当我跑RUSTFLAGS="-C target-cpu=native" cargo bench分时，我得到:

test overlay_using_avx2   ... bench:     483,596 ns/iter (+/- 10,006)
test overlay_using_avx512 ... bench:     317,818 ns/iter (+/- 729)
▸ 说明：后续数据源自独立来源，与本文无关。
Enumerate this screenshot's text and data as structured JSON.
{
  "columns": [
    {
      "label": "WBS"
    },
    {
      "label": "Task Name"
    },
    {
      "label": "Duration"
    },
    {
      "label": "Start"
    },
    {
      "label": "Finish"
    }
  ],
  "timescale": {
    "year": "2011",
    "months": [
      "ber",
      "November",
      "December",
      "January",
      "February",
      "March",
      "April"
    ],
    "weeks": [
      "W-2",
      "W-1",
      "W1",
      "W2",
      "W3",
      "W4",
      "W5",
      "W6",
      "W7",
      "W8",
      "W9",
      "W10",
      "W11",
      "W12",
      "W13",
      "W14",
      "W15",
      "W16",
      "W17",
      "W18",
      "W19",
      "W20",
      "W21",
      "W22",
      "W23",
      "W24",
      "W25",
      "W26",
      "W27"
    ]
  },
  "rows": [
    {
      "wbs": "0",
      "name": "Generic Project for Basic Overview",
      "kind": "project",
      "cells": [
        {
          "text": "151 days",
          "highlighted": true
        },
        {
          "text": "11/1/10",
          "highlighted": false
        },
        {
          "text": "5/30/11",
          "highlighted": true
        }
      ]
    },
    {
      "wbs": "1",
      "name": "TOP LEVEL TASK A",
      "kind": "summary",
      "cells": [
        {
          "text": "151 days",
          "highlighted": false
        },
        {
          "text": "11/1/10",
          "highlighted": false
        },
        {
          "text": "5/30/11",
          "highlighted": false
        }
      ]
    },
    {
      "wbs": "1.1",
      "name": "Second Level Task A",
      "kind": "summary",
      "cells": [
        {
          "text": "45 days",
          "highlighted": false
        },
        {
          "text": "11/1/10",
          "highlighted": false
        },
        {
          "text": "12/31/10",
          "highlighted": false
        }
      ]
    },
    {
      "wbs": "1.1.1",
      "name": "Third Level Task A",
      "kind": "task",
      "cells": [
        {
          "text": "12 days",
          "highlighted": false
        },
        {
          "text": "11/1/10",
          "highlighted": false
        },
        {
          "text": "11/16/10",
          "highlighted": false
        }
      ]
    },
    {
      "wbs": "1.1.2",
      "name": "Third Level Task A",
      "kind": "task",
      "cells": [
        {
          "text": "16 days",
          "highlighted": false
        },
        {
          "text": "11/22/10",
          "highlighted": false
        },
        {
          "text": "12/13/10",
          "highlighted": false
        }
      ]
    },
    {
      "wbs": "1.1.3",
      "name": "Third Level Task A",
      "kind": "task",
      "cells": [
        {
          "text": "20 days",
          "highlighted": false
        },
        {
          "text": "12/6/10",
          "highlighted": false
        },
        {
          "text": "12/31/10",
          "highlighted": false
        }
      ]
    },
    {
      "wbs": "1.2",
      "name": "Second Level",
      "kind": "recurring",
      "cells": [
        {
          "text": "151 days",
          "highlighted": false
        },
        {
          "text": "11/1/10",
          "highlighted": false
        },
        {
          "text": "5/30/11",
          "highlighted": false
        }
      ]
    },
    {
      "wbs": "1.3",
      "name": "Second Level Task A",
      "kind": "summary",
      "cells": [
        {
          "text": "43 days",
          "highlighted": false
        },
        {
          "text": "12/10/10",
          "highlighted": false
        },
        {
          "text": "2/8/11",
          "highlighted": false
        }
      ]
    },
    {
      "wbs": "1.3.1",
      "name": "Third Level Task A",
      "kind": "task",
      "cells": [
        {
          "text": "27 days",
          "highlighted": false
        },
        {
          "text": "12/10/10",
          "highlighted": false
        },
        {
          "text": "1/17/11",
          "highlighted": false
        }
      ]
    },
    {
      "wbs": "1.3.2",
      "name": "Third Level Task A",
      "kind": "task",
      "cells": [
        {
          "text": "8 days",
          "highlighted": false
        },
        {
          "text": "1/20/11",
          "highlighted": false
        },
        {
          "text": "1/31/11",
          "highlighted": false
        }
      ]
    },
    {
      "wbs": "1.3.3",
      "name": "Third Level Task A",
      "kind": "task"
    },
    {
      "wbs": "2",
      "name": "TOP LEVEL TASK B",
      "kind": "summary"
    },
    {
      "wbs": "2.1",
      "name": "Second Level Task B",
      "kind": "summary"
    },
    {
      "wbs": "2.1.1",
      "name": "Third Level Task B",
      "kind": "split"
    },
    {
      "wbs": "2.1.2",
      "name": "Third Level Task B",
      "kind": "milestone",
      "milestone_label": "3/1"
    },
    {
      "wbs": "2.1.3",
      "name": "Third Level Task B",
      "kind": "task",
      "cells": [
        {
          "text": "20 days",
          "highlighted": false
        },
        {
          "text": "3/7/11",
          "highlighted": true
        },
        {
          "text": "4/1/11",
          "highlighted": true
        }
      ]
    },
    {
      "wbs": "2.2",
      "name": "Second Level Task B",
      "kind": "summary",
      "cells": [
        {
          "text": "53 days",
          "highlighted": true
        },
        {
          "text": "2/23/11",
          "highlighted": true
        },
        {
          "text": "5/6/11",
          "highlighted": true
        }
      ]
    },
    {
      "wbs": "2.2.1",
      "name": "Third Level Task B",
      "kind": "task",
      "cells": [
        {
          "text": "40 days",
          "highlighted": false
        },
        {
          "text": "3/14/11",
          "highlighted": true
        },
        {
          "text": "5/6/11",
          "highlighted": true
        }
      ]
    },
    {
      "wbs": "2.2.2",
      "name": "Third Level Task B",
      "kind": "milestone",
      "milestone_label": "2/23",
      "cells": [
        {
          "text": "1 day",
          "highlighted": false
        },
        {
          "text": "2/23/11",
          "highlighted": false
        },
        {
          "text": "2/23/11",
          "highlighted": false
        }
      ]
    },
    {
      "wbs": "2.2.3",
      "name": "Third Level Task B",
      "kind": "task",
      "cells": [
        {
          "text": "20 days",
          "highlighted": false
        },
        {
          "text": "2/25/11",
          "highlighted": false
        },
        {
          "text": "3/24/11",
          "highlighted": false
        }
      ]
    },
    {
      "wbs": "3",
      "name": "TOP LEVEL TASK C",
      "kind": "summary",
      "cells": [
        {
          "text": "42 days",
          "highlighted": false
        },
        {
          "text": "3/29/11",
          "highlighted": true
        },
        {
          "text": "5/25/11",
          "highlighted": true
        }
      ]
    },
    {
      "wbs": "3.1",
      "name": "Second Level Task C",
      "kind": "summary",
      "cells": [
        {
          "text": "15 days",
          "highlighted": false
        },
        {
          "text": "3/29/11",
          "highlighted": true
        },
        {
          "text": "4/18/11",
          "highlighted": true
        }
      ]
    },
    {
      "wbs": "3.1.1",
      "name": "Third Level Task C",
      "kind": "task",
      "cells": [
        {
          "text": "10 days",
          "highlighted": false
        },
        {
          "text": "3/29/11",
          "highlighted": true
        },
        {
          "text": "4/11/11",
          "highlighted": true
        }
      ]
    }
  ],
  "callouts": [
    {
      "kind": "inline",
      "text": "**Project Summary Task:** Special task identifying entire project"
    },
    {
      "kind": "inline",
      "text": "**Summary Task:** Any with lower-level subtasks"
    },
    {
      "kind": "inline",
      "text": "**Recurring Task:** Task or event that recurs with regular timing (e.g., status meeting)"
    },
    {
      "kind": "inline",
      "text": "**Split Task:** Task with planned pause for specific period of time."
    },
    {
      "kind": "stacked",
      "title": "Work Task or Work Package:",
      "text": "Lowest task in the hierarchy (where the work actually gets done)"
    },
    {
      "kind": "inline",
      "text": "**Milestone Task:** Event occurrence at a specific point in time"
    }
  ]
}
然而，我想在一台机器上构建可执行文件，然后在另一台机器上运行它.因此，我显式地启用我的代码需要的特性，并在运行时判断它们是否存在.然而，当我这样做时，AVX512基准测试运行得更慢，我不明白为什么.我在奔跑:

RUSTFLAGS="-C target-feature=+avx2,+avx,+sse2,+avx512f,+avx512bw" cargo bench:

test overlay_using_avx2   ... bench:     490,664 ns/iter (+/- 13,172)
test overlay_using_avx512 ... bench:   1,519,720 ns/iter (+/- 38,608)

我需要启用rustc --print target-features列表中的其他功能(S)吗？是否可以查看通过设置target-cpu=native启用了哪些功能？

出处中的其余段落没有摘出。